Measurement of a quantum system using spin-mechanical conversion

Abstract

Levitated macroscopic particles exhibiting quantum mechanical effects are garnering increased attention as a means for precision sensing and testing quantum mechanics. Defects in diamond, such as the nitrogen-vacancy (NV) centre possess optically-addressable spins with long coherence times at room temperature and offer an intriguing system to examine quantum spin dynamics coupled to a macroscopic classical particle. In this work, we convert the outcome of a quantum measurement on an ensemble of spins into a macroscopic rotation of the host particle via spin-mechanical coupling.

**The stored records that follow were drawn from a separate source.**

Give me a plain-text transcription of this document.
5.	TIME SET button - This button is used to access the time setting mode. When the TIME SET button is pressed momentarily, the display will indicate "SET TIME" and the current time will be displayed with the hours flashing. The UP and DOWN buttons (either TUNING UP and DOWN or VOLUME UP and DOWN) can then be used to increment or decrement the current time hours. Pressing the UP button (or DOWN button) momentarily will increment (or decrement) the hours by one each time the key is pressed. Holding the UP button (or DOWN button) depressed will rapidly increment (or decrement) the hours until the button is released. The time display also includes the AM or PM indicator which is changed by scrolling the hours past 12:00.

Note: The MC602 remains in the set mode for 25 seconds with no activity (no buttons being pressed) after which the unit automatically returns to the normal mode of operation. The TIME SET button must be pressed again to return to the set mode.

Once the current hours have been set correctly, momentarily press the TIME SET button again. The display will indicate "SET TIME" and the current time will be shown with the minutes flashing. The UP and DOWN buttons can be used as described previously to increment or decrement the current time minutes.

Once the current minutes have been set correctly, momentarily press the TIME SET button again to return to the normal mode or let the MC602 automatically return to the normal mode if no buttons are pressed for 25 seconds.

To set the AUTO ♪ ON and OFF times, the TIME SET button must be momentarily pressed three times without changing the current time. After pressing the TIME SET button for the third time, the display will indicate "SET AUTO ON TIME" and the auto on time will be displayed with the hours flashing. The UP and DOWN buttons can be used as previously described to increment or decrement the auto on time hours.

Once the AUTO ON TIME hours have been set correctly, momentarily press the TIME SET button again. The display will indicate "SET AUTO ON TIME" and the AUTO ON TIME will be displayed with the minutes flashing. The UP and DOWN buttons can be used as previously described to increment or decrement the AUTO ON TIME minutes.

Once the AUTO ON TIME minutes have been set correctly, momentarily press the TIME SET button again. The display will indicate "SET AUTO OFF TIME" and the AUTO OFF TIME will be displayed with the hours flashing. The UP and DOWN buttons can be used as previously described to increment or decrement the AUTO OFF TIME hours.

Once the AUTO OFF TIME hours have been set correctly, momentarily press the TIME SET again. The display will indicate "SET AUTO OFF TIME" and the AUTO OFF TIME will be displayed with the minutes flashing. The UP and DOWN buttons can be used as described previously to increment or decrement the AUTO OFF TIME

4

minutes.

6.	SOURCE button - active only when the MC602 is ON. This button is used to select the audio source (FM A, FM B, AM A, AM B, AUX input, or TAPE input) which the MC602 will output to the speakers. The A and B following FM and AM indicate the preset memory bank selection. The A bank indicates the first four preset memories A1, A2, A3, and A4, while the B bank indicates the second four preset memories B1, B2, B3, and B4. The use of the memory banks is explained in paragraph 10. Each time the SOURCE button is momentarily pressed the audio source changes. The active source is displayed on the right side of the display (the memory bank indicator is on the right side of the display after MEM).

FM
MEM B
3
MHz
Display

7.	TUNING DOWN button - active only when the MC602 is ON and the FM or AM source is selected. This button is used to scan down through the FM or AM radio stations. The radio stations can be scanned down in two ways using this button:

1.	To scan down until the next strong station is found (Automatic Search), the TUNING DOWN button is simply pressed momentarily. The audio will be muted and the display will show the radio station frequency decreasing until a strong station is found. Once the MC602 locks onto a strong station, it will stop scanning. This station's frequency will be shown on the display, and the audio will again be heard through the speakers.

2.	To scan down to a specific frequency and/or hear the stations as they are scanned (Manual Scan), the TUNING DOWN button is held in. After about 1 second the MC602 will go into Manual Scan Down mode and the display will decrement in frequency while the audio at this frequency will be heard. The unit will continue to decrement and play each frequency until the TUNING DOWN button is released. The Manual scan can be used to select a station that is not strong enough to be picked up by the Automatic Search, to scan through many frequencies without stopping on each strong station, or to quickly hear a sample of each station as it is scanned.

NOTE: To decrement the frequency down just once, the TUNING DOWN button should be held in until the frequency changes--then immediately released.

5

Following a sequence of green laser and microwave control pulses, spin-mechanical coupling between the final qubit spin state and the host particle -- an electrically-levitated diamond -- exerts a torque on the particle that deflects a weak near-infra-red laser beam. We measure spin readout contrast in excess of 70\%, and demonstrate pulsed mechanical detection of coherent Rabi oscillations, spin-echo interferometry and $T_1$-induced relaxation. We directly measure with temporal resolution the particle reorientation from a 60\,attonewton-metre spin torque induced by flipping the spins. Our results open up interesting new opportunities for levitated spin-mechanical systems using pulsed control, from improved sensing to the prospect of realising macroscopic quantum superposition states.